Le croisement entre l’IFU transmis par les établissements financiers et les cases remplies par le contribuable est désormais systématique. L’administration dispose des deux flux de données et peut identifier les incohérences sans intervention humaine.
Banque française, courtier étranger et assurance-vie : sécuriser la case 2BH dans les situations mixtes
La déclaration se complique lorsque les revenus mobiliers proviennent de sources multiples, avec des traitements fiscaux différents selon l’établissement.
Une banque française qui verse des dividendes prélève en principe l’acompte de prélèvements sociaux et le reporte sur l’IFU. Le montant correspondant doit figurer en 2BH. Un courtier étranger, en revanche, ne prélève généralement pas les prélèvements sociaux français. Les revenus qu’il verse n’ont donc rien à faire en case 2BH, puisque cette case ne concerne que les revenus déjà soumis à ces prélèvements.

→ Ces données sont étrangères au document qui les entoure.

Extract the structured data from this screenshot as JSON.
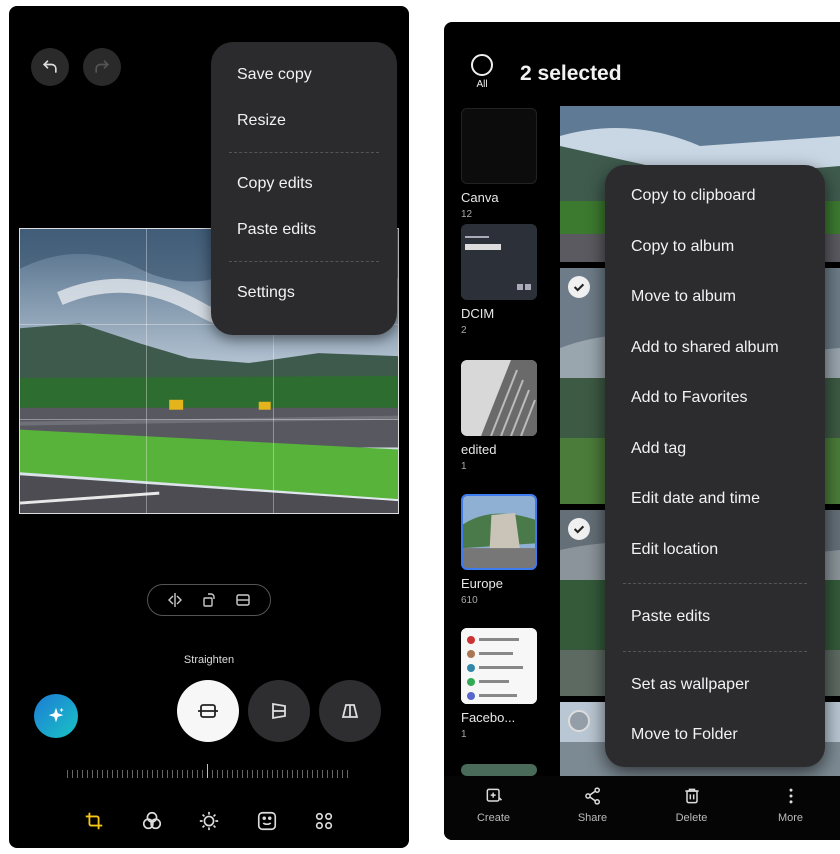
{
  "editor": {
    "menu": {
      "items": [
        "Save copy",
        "Resize",
        "Copy edits",
        "Paste edits",
        "Settings"
      ]
    },
    "straighten_label": "Straighten",
    "accent_color": "#f5c518",
    "icons": {
      "undo": "undo-icon",
      "redo": "redo-icon",
      "flip": "flip-horizontal-icon",
      "rotate": "rotate-icon",
      "aspect": "aspect-ratio-icon",
      "ai": "ai-sparkle-icon",
      "straighten": "straighten-icon",
      "vertical": "vertical-perspective-icon",
      "horizontal": "horizontal-perspective-icon",
      "tabs": [
        "crop-rotate-icon",
        "filters-icon",
        "brightness-icon",
        "sticker-icon",
        "more-tools-icon"
      ]
    }
  },
  "gallery": {
    "select_all_label": "All",
    "selection_title": "2 selected",
    "albums": [
      {
        "name": "Canva",
        "count": "12"
      },
      {
        "name": "DCIM",
        "count": "2"
      },
      {
        "name": "edited",
        "count": "1"
      },
      {
        "name": "Europe",
        "count": "610"
      },
      {
        "name": "Facebo...",
        "count": "1"
      }
    ],
    "menu": {
      "items": [
        "Copy to clipboard",
        "Copy to album",
        "Move to album",
        "Add to shared album",
        "Add to Favorites",
        "Add tag",
        "Edit date and time",
        "Edit location",
        "Paste edits",
        "Set as wallpaper",
        "Move to Folder"
      ]
    },
    "bottom_bar": [
      {
        "label": "Create",
        "icon": "create-icon"
      },
      {
        "label": "Share",
        "icon": "share-icon"
      },
      {
        "label": "Delete",
        "icon": "delete-icon"
      },
      {
        "label": "More",
        "icon": "more-icon"
      }
    ],
    "selection_color": "#3d7bf0"
  }
}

L’erreur classique consiste à additionner tous les revenus mobiliers de l’année et à inscrire le total en 2BH, sans distinguer ceux qui ont effectivement supporté les prélèvements sociaux de ceux qui ne l’ont pas fait. Avec un courtier basé hors de France, les gains perçus doivent être déclarés dans les cases appropriées (2DC pour les dividendes, 2TR pour certains intérêts), mais pas en 2BH.
Pour l’assurance-vie, le même raisonnement s’applique : seuls les gains figurant sur l’IFU comme ayant subi les prélèvements sociaux sont à reporter en 2BH. Si vous détenez plusieurs contrats chez des assureurs différents, chaque IFU doit être vérifié séparément.
Méthode de vérification concrète
Avant de valider la déclaration, une approche fiable consiste à rassembler tous les IFU reçus et aux comparer ligne par ligne avec le pré-remplissage affiché sur impots.gouv.fr.
- Pour chaque IFU, repérer la ligne mentionnant les revenus soumis aux prélèvements sociaux et vérifier qu’elle correspond au montant pré-rempli en 2BH (ou l’ajouter manuellement si la case est vide).
- Exclure de 2BH tout revenu provenant d’un établissement étranger qui n’a pas prélevé les cotisations sociales françaises.
- En cas de rachat d’assurance-vie, vérifier que le montant en 2BH ne couvre que la fraction des gains effectivement soumise aux prélèvements sociaux au moment du rachat, pas l’intégralité des produits du contrat.
- Si la case 2OP est cochée, recalculer la CSG déductible à partir du montant en 2BH pour s’assurer que la déduction obtenue est cohérente avec les prélèvements réellement acquittés.
Cette vérification prend quelques minutes mais évite deux types de désagrément : payer trop d’impôt par omission, ou s’exposer à une rectification pour déduction excessive. La case 2BH reste l’une des rares lignes de la déclaration où le contribuable doit activement compenser les lacunes du pré-remplissage, y compris lorsque tous les établissements financiers sont basés en France.